= Podkulachnik =

Soviet pejorative

In Soviet phraseology, a podkulachnik (подкулачник; also translated as "sub-kulak" or "kulak henchman"), feminine: podkulachnitsa, was a person who allegedly sided with kulaks in their opposition to the collectivization in the Soviet Union.

==History==
Podkulachnik is considered by many to be a Stalinist neologism from the late 1920s, however the term was already in use before World War I. After the Russian Revolution, the kulaks - relatively affluent and well-endowed peasants - were persecuted by the Soviet Government as class enemies.

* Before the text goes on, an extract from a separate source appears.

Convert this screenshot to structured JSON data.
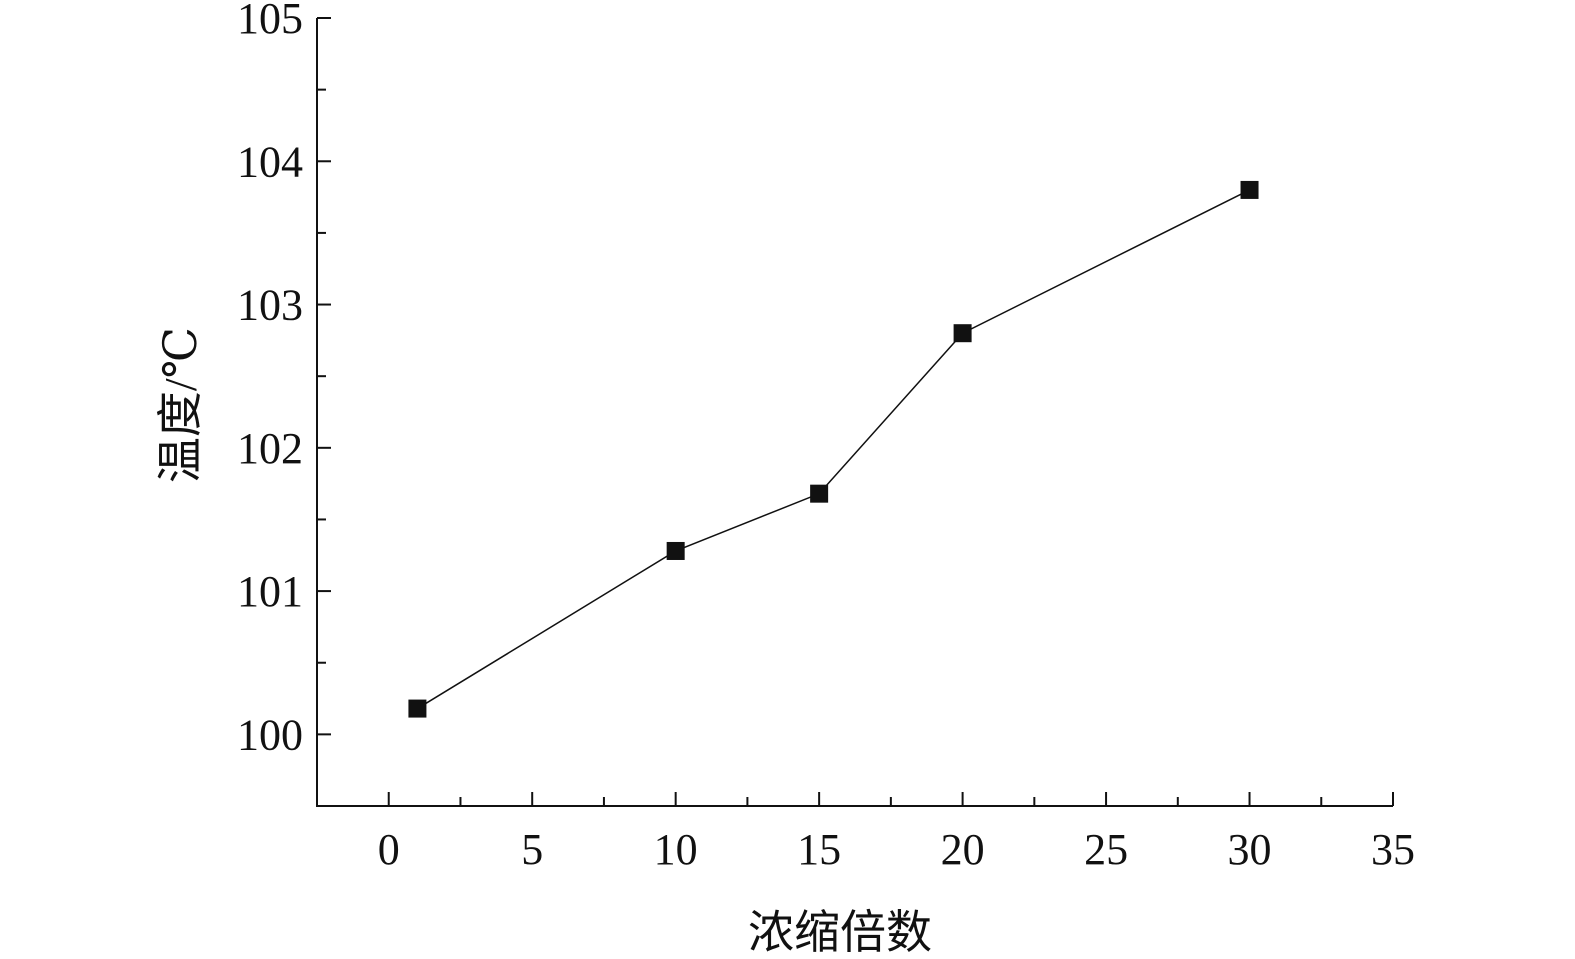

Even poor peasants could have been labeled, i.e., the term was not of economic differentiation, but of a political one. Solzhenitsyn wrote that the term was applied arbitrarily:
In every village, there were people who in one way or another had gotten in the way of local activists. [Following the revolution, it] was the perfect time to settle accounts with them of jealousy, envy, insult. A new word was needed for these new victims as a class- and it was born. By this time it had no 'social' or 'economic' context whatsoever, but it had a marvelous sound: Podkulachnik - 'a person aiding the kulaks.' In other words, I consider you an accomplice of the enemy. And that finishes you. The most tattered laborer in the countryside could quite easily be labeled a podkulachnik.

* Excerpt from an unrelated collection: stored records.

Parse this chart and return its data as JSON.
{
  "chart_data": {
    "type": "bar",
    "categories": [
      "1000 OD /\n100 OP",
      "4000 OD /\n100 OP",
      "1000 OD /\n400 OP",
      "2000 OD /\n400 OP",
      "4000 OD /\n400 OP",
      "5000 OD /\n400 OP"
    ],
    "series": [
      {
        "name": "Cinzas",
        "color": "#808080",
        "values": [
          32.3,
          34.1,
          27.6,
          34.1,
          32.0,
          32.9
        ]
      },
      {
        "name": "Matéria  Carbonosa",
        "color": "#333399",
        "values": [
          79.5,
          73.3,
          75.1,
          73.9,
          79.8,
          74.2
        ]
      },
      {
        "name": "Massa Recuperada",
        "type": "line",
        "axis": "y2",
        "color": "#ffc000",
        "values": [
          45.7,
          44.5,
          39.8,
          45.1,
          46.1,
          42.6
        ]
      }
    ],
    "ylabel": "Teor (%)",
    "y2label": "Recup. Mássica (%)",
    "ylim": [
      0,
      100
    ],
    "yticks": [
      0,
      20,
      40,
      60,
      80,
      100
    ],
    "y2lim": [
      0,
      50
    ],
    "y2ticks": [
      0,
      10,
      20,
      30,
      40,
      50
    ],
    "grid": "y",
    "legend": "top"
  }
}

Valery Vozgrin in his book The History of Crimean Tatars («История крымских татар») wrote basically the same: unlike the term "kulak", the term "podkulachnik" did not have any definite meaning. For example in 1931 the Presidium of Crimean Central Executive Committee could assign a poor peasant into the category of podkulachniks, is he was "a bearer of kulakist-opportunist sentiments". In another case, the whole population of the village of Mangush (now Prokhladnoye) was declared podkulachniks, because the village meeting issued a resolution that that in the village "there are no kulaks nor sedednyaks [moderately well-off peasants]" — all are equal". Vozgrin gives more examples of this kind.

==In other countries==
In Hungary under Mátyás Rákosi, a podkulachnik was called Kulákbérenc, meaning "kulak hireling".